Now that we are using a computer to carry out the calculations we no longer need to restrict ourselves to the simple assumptions that the angle of launch was 45° and that the horizontal and vertical speeds S and U start by both being equal to 10 mps. If we launch with a speed of V mps at an angle A to the ground then the initial speeds will be S0 = V x cos A and U0 = V x sin A. As before, the rocket will stop climbing when its vertical velocity U becomes 0. If this is at time t then U = U0 – g x t = 0 and so t = U0/g. So the total time of flight T will be double this: T = 2U0/g. So the horizontal distance travelled will be R = S0 x T = 2 U0 x S0 / g. In our simple experiment we had U0 = S0 = 10 mps and g = 10 mpsps, giving R = 20m – which checks out. If we replace U0 with V x cos A and S0 with V x sin A the formula for the range becomes R = 2 V2/g sin A cos A. A bit of advanced trigonometry gives the formula: sin 2A = 2 sin A cos A – so R = V2/g sin 2A.

That’s the bit of maths which tells us that for any given initial speed V the launch angle A for which the rocket goes furthest will be 45°, since sin 2x45° = sin 90° = 1, which is the biggest value the sine of an angle can have. While not a proof, we can check the formula in GeoGebra’s spreadsheet, say. We can see that for each tabulated value of the angle A in column B, the formulae for columns E and G yield identical results. We can also see the result graphically by plotting the graphs of the two functions and seeing that they coincide. We can now go back to the Scratch simulation and make it work for any speed V and angle A.

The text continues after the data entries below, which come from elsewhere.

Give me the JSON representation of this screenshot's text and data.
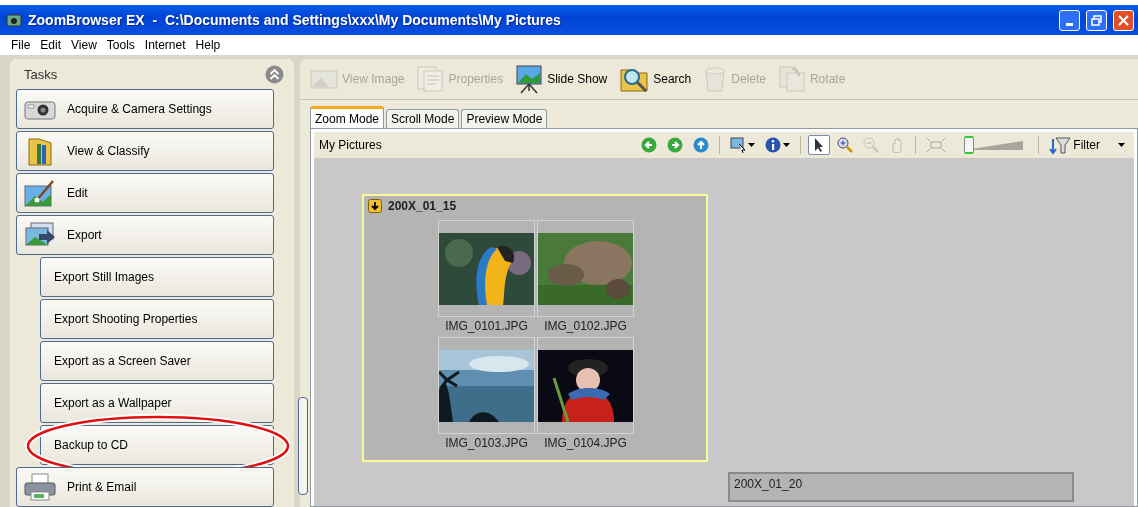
{
  "window": {
    "title": "ZoomBrowser EX  -  C:\\Documents and Settings\\xxx\\My Documents\\My Pictures"
  },
  "menu": [
    "File",
    "Edit",
    "View",
    "Tools",
    "Internet",
    "Help"
  ],
  "tasks": {
    "title": "Tasks",
    "items": [
      {
        "kind": "main",
        "label": "Acquire & Camera Settings",
        "annotated": false
      },
      {
        "kind": "main",
        "label": "View & Classify",
        "annotated": false
      },
      {
        "kind": "main",
        "label": "Edit",
        "annotated": false
      },
      {
        "kind": "main",
        "label": "Export",
        "annotated": false
      },
      {
        "kind": "sub",
        "label": "Export Still Images",
        "annotated": false
      },
      {
        "kind": "sub",
        "label": "Export Shooting Properties",
        "annotated": false
      },
      {
        "kind": "sub",
        "label": "Export as a Screen Saver",
        "annotated": false
      },
      {
        "kind": "sub",
        "label": "Export as a Wallpaper",
        "annotated": false
      },
      {
        "kind": "sub",
        "label": "Backup to CD",
        "annotated": true
      },
      {
        "kind": "main",
        "label": "Print & Email",
        "annotated": false
      }
    ]
  },
  "toolbar": [
    {
      "label": "View Image",
      "disabled": true
    },
    {
      "label": "Properties",
      "disabled": true
    },
    {
      "label": "Slide Show",
      "disabled": false
    },
    {
      "label": "Search",
      "disabled": false
    },
    {
      "label": "Delete",
      "disabled": true
    },
    {
      "label": "Rotate",
      "disabled": true
    }
  ],
  "tabs": [
    {
      "label": "Zoom Mode",
      "selected": true
    },
    {
      "label": "Scroll Mode",
      "selected": false
    },
    {
      "label": "Preview Mode",
      "selected": false
    }
  ],
  "location": "My Pictures",
  "zoom": {
    "level": 0.05
  },
  "filter": {
    "label": "Filter"
  },
  "groups": [
    {
      "title": "200X_01_15",
      "selected": true,
      "images": [
        {
          "name": "IMG_0101.JPG",
          "kind": "picture"
        },
        {
          "name": "IMG_0102.JPG",
          "kind": "picture"
        },
        {
          "name": "IMG_0103.JPG",
          "kind": "picture"
        },
        {
          "name": "IMG_0104.JPG",
          "kind": "picture"
        }
      ]
    },
    {
      "title": "200X_01_20",
      "selected": false
    }
  ]
}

In the new version the variable V holds the launch speed in mps, and A0 holds the launch angle. Scratch has built-in functions to compute sines and cosines, so we can use them to compute the initial sideways and upward speeds, S0 and U0. The variable T computes the total flight time, and A holds the direction angle for the rocket measured from the vertical. The variable a holds the amount this angle changes by in each small time interval, assuming that it changes at a constant rate. The variable t holds the current time in seconds.

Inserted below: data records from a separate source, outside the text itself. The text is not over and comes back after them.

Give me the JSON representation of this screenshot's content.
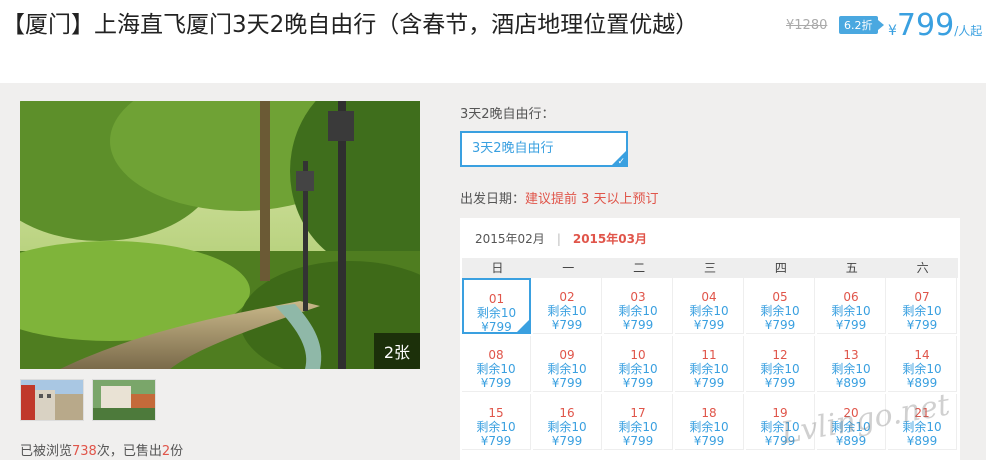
{
  "product": {
    "title": "【厦门】上海直飞厦门3天2晚自由行（含春节，酒店地理位置优越）",
    "orig_price": "¥1280",
    "discount": "6.2折",
    "price_yen": "¥",
    "price": "799",
    "price_unit": "/人起"
  },
  "gallery": {
    "count_label": "2张"
  },
  "stats": {
    "views_prefix": "已被浏览",
    "views": "738",
    "views_suffix": "次，已售出",
    "sold": "2",
    "sold_suffix": "份"
  },
  "route": {
    "label": "3天2晚自由行：",
    "option": "3天2晚自由行"
  },
  "departure": {
    "label": "出发日期：",
    "hint": "建议提前 3 天以上预订"
  },
  "calendar": {
    "months": [
      "2015年02月",
      "2015年03月"
    ],
    "month_sep": "|",
    "weekdays": [
      "日",
      "一",
      "二",
      "三",
      "四",
      "五",
      "六"
    ],
    "days": [
      {
        "d": "01",
        "r": "剩余10",
        "p": "¥799",
        "selected": true
      },
      {
        "d": "02",
        "r": "剩余10",
        "p": "¥799"
      },
      {
        "d": "03",
        "r": "剩余10",
        "p": "¥799"
      },
      {
        "d": "04",
        "r": "剩余10",
        "p": "¥799"
      },
      {
        "d": "05",
        "r": "剩余10",
        "p": "¥799"
      },
      {
        "d": "06",
        "r": "剩余10",
        "p": "¥799"
      },
      {
        "d": "07",
        "r": "剩余10",
        "p": "¥799"
      },
      {
        "d": "08",
        "r": "剩余10",
        "p": "¥799"
      },
      {
        "d": "09",
        "r": "剩余10",
        "p": "¥799"
      },
      {
        "d": "10",
        "r": "剩余10",
        "p": "¥799"
      },
      {
        "d": "11",
        "r": "剩余10",
        "p": "¥799"
      },
      {
        "d": "12",
        "r": "剩余10",
        "p": "¥799"
      },
      {
        "d": "13",
        "r": "剩余10",
        "p": "¥899"
      },
      {
        "d": "14",
        "r": "剩余10",
        "p": "¥899"
      },
      {
        "d": "15",
        "r": "剩余10",
        "p": "¥799"
      },
      {
        "d": "16",
        "r": "剩余10",
        "p": "¥799"
      },
      {
        "d": "17",
        "r": "剩余10",
        "p": "¥799"
      },
      {
        "d": "18",
        "r": "剩余10",
        "p": "¥799"
      },
      {
        "d": "19",
        "r": "剩余10",
        "p": "¥799"
      },
      {
        "d": "20",
        "r": "剩余10",
        "p": "¥899"
      },
      {
        "d": "21",
        "r": "剩余10",
        "p": "¥899"
      }
    ]
  },
  "watermark": "Lvlingo.net"
}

We have pretty well developed all the theory we need to produce animated simulations of projectile motion. Returning to GeoGebra we can build an animated simulation which shows us how to model the angle of the rocket more accurately. The launch velocity V is entered as a constant in the Input bar as `V = 15’ and the launch angle A as `A = 60°’. Similarly `g = 9.8’. The initial horizontal speed as `S0 = V*cos(A)’ and vertical speed as `U0 = V*sin(A)’. The flight duration T is given by `T = 2*U0/g’, and a slider is set up for the time variable t from 0 to T in steps of 0.01. The speeds and coordinates are entered as functions of t: `S(t) = S0’, `U(t) = U0 – g*t’, `X(t) = S(t)*t’ and `Y(t) = (U0+U(t))/2*t’. The point R is defined as `R = (X(t),Y(t))’. As the slider for t is dragged right and left so the point R moves along a parabolic path. The point R can be selected to leave a `Trace’ which shows its successive positions. Using the 4th icon on the toolbar you can select to draw a `locus’; click on the point R and then on the slider point for t. The point R can also be selected to be `animated’. This produces a small Start/Pause button in the bottom left of the Graphics View. I have drawn horizontal and vertical lines through R to cut the axes. The variables `s = S(t)’ and `u = U(t)’ are used to define the red and blue vectors which show the current upward and sideways velocities of the rocket at any time, and tell us which way the rocket should be pointing! The angle α with the horizontal has been measured. We can compute the value for this as the angle whose tangent is u/s, using the function `β = arctan(u/s)’.

Again, now you have met some of the basic functions in GeoGebra you could build more exotic animations by creating shapes around the moveable point R. Technically we have developed what are called the parametric equations for the path of the rocket (X(t),Y(t)).

We can now return to the Scratch simulation and use the latest modification to create the correct heading for the rocket. To simulate motion like a tennis serve you will need to find out what adjustments are needed for a launch from above ground level. For a more realistic simulation you might see what you can find out about air-resistance.